On 18/08/2020 07:54, Julian Elischer wrote:
The reason for the two behaviours is that there are two ways that the
previous behaviour of "add addresses to the only FIB" could be
interpreted and extended once multiple fibs became available. The
single fib case could be interpreted as either of:
"Add to All N fibs where N == 1" or "add to the first (of 1)
fibs".
I decided to do both :-)
At Ironport where I wrote it we had a scenario where I didn't want to
have wrong entries in all the fibs when a new interface was brought
up. Even for a moment. An other scenarios where for example a tunnel
uses fib 1 but the rest of the system uses fib0 (which points through
the tunnel) The addition of new routes into the tunnel's route when a
new virtual interface is brought up pointing through the tunnel to the
same address, leads in the tunnel immediately redirecting packets
through itself which ends in tears. SO the obvious thing to do was
to make it possible to only add the entry in the fib that was the
default fib or in the case of Ironport, the fib that was the default
fib of the process adding the interface.
If you had to make a choice I think the '0' choice is the way to go.
All other fibs need to be populated deliberately..
On 8/15/20 4:24 AM, Alexander V. Chernikov wrote:
18.07.2020, 14:22, "Alexander V. Chernikov" <melif...@freebsd.org>:
Dear FreeBSD users,
I would like to make net.add_addr_allfibs=0 as the default system
behaviour and remove net.add_addr_allfibs.
To do so, I would like to collect use cases with
net.add_addr_allfibs=1 and multiple fibs, to ensure they can still
be supported after removal.
Background:
Multi-fib support was added in r178888 [1], 12 years ago. Addition
of interface addresses to all fibs was a feature from day 1.
The `net.add_addr_allfibs` sysctl was added in r180840 [2], 12
years ago.
Problem:
The goal of the fib support is to provide multiple independent
routing tables, isolated from each other.
`net.add_addr_allfibs` default tries to shift gears in the opposite
direction, unconditionally inserting all addresses to all of the fibs.
It complicates the logic, kernel code and makes control plane
performance decrease with the number of fibs.
It make impossible to use the same prefixes in multiple fibs, which
may be desired given shortage of IPv4 address space.
I do understand that there are some cases where such behaviour is
desired.
For example, it can be used to achieve VRF route leaking or binding
on address from different fibs.
I would like to collect such cases to consider supporting them in a
different way.
The goal is to make net.add_addr_allfibs=0 default behaviour and
remove net.add_addr_allfibs.
It will simplify kernel fib-related code and allow bringing more
fib-related features. It will also improve fib scaling.

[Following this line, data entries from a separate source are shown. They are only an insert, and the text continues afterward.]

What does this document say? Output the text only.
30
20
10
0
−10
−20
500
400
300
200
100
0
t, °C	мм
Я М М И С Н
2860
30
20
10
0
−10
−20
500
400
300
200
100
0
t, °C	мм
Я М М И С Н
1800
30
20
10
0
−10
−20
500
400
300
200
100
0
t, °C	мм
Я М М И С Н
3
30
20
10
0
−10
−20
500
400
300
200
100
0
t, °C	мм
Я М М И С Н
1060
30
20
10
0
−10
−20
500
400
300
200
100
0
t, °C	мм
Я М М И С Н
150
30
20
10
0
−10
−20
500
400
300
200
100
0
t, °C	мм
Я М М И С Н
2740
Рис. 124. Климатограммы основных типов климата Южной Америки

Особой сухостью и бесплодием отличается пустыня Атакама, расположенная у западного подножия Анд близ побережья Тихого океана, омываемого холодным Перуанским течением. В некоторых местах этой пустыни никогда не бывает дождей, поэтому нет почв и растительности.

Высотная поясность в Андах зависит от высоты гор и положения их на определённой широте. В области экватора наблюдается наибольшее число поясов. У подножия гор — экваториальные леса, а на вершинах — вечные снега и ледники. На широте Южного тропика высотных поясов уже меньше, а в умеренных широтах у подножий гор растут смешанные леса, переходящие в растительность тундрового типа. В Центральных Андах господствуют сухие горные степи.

No objections has been received.
Next steps:
* Switch net.add_addr_allfibs to 0 (
https://reviews.freebsd.org/D26076 )
* Provide an ability to use nexthops from different fibs
* Remove net.add_addr_allfibs
Timeline:
Aug 1: summarising feedback and the usecases, decision on proceeding
further
Aug 20 (tentative): patches for supported usecases
Sep 15 (tentative): net.add_addr_allfibs removal.
[1]: [base Contents of
/head/sys/net/route.c](https://svnweb.freebsd.org/base/head/sys/net/route.c?revision=178888&view=markup)
[2]: [base Diff of
/head/sys/net/route.c](https://svnweb.freebsd.org/base/head/sys/net/route.c?r1=180839&r2=180840&)
/Alexander
Agree completely, defaulting "add_addr_allfibs" to 1 broke many existing
installations, which goes against the least surprise principle so many
times advocated on FreeBSD lists.
This is just one example:
https://forums.freebsd.org/threads/strange-behavior-of-setfib-since-freebsd-12-0.73348/
Now, changing the default again might again break existing
installations, which shouldn't be a reason for not doing it, but might
be a reason to better communicate it this time around.